Okinii in Düsseldorf: Wer nicht aufisst, muss zahlen

Ein japanisches Restaurant in Düsseldorf sagt der Lebensmittelverschwendung mit ungewöhnlichen Mitteln den Kampf an: Im Okinii müssen die Gäste zahlen, wenn sie etwas nicht essen.

Restaurantleiter Tien Tran kann mit seinem Job zufrieden sein. Das Okinii in Düsseldorf ist rappelvoll. Sogar unter der Woche stehen die Menschen Schlange vor dem Restaurant. Und das obwohl er seine Gäste zur Kasse bittet, wenn sie nicht aufessen. «Es geht nicht darum, daran zu verdienen. Wir wollen nur nicht so viele Lebensmittel verschwenden», sagt Tran.

Das Restaurant in der Immermannstraße ist mit seinen 180 Plätzen meistens voll. Die Speisen reichen von Shake Nigiri, Spicy Tuna Rolls und California Maki bis zu gegrillten Lammkoteletts, knusprig gebackenen Entenstreifen mit Teriyaki Sauce oder gegrillten Garnelenspießen.

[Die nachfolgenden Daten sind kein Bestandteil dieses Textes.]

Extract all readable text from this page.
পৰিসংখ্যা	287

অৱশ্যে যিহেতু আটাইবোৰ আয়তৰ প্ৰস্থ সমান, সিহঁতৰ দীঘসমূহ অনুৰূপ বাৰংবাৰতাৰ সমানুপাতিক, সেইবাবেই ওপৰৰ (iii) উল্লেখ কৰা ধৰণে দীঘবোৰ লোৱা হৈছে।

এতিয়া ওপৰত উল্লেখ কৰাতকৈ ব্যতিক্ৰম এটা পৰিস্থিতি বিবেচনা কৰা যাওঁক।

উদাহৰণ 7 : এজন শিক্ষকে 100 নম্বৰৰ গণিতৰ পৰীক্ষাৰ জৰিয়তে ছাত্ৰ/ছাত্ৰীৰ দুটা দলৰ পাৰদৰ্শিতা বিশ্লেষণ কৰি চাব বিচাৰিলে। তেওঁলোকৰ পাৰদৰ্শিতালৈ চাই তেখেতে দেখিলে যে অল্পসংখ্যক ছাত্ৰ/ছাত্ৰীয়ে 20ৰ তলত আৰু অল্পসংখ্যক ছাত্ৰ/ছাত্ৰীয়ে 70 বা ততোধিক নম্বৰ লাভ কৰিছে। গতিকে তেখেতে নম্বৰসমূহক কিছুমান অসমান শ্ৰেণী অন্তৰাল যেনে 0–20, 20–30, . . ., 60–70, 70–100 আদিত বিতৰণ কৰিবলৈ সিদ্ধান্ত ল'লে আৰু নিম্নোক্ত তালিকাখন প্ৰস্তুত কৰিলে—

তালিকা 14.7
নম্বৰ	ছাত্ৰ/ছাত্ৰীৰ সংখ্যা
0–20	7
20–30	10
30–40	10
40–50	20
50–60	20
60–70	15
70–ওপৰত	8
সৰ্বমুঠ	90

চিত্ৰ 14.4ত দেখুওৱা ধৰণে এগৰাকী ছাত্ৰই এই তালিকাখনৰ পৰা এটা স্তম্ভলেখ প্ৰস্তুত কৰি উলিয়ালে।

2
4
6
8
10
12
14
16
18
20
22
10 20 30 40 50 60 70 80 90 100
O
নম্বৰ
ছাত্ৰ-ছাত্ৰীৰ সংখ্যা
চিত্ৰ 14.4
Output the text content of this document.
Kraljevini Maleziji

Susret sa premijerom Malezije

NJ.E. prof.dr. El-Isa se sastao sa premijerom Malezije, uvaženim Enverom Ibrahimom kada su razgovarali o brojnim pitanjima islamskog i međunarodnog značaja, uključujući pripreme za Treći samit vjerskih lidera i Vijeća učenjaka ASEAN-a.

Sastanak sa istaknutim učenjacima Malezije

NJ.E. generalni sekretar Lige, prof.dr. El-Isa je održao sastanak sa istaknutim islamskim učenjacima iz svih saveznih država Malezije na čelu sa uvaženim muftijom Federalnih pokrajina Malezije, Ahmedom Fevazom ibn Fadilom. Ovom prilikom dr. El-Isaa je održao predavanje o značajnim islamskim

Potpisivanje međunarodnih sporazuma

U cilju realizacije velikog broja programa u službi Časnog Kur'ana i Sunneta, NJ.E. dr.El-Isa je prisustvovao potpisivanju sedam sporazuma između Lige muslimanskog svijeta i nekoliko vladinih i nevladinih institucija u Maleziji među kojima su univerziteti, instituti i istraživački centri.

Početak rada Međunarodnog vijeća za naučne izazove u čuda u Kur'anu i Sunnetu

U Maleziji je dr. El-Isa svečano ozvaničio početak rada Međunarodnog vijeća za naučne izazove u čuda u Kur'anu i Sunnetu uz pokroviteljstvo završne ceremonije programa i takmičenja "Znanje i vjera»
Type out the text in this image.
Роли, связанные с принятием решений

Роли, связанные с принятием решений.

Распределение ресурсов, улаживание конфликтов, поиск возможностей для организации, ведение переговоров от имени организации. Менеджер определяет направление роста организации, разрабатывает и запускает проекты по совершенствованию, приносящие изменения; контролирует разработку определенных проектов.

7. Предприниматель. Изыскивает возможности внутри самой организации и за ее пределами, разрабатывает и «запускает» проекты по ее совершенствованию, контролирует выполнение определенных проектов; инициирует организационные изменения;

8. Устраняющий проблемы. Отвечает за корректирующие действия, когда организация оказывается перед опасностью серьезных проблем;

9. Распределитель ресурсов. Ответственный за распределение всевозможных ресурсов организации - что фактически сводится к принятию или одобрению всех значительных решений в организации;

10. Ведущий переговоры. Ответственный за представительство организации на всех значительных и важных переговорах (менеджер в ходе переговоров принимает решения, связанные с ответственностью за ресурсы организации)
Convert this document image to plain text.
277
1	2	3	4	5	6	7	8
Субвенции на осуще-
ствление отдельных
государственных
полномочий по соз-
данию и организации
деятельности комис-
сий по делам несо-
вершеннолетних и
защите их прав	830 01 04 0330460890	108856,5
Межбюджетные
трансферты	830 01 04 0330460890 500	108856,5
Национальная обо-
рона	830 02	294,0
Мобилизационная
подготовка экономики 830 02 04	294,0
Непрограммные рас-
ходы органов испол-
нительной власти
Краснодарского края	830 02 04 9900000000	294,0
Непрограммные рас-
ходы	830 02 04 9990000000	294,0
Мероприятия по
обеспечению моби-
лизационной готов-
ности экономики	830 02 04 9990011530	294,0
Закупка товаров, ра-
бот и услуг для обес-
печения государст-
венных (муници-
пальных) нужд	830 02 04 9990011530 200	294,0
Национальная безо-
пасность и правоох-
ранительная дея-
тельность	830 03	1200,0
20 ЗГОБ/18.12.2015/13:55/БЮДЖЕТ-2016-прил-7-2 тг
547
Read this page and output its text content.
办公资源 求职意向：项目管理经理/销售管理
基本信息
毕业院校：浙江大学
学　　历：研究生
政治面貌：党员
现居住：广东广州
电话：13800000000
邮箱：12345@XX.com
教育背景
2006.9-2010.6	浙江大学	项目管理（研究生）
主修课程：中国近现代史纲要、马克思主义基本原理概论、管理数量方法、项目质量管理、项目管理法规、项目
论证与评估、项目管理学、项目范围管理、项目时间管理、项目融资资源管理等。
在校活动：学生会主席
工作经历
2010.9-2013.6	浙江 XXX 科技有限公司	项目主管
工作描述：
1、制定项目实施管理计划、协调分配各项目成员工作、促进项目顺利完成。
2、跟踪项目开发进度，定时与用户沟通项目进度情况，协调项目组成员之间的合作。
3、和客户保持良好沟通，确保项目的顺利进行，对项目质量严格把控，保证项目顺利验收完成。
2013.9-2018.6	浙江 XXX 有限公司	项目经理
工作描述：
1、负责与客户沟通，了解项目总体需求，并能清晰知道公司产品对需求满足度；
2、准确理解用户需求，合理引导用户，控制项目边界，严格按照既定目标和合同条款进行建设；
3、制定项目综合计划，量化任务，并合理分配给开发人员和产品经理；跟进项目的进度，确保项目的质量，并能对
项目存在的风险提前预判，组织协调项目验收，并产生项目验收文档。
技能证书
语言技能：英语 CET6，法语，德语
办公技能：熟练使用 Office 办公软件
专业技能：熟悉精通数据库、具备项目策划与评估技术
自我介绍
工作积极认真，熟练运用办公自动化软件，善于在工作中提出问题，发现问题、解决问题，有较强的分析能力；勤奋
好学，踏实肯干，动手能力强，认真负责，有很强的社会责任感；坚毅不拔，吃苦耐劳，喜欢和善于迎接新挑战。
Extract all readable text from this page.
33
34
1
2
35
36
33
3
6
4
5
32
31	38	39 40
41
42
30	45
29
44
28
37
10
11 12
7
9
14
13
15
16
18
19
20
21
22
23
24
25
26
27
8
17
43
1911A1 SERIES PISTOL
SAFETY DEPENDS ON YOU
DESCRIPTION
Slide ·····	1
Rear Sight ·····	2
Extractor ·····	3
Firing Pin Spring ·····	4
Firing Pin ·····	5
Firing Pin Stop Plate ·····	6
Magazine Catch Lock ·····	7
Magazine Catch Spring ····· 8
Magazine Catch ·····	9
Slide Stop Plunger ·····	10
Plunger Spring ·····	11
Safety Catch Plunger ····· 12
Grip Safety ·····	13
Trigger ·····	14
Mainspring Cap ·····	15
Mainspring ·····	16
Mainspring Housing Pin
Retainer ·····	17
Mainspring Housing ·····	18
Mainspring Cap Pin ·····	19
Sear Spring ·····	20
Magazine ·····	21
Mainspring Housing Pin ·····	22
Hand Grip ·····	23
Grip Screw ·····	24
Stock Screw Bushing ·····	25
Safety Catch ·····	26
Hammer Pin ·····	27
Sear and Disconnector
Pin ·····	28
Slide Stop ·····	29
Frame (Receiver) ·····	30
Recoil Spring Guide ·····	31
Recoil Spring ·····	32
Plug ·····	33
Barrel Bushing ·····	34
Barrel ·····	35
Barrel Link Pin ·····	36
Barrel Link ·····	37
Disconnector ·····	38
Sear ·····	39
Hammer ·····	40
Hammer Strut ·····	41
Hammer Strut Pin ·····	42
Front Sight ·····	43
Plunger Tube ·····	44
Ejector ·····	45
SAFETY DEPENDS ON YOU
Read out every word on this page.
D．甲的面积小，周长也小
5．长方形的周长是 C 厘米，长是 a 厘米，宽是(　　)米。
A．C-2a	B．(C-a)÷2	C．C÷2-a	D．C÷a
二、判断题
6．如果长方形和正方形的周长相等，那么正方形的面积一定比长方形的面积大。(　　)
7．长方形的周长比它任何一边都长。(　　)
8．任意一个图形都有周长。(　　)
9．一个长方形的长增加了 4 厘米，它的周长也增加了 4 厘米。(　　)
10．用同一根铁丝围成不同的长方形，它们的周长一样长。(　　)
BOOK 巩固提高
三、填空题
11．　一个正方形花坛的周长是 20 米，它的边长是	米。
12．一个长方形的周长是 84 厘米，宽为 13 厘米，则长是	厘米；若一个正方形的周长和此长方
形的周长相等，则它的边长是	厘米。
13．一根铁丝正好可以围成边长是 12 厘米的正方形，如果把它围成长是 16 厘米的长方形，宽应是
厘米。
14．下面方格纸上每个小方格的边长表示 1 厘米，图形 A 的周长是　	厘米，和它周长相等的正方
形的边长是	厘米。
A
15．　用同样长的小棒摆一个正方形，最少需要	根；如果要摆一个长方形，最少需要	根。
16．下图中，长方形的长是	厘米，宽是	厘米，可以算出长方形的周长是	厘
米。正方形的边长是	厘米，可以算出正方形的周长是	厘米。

Im Okinii bezahlt man einmal und kann so viel essen, wie man mag. Dies funktioniert aufgrund des extravaganten Bestellkonzeptes. Per iPad kann der Gast aus den mehr als 100 Gerichten auswählen. Pro Bestellrunde kann man maximal acht Gerichte nehmen. Nach zehn Minuten kann man eine weitere Runde angehen, maximal 2,5 Stunden lang geht es dann so weiter.

«Wir sind da nicht dogmatisch»

Per iPad gelangen die Bestellungen der Gäste im Okinii in Düsseldorf in der Küche.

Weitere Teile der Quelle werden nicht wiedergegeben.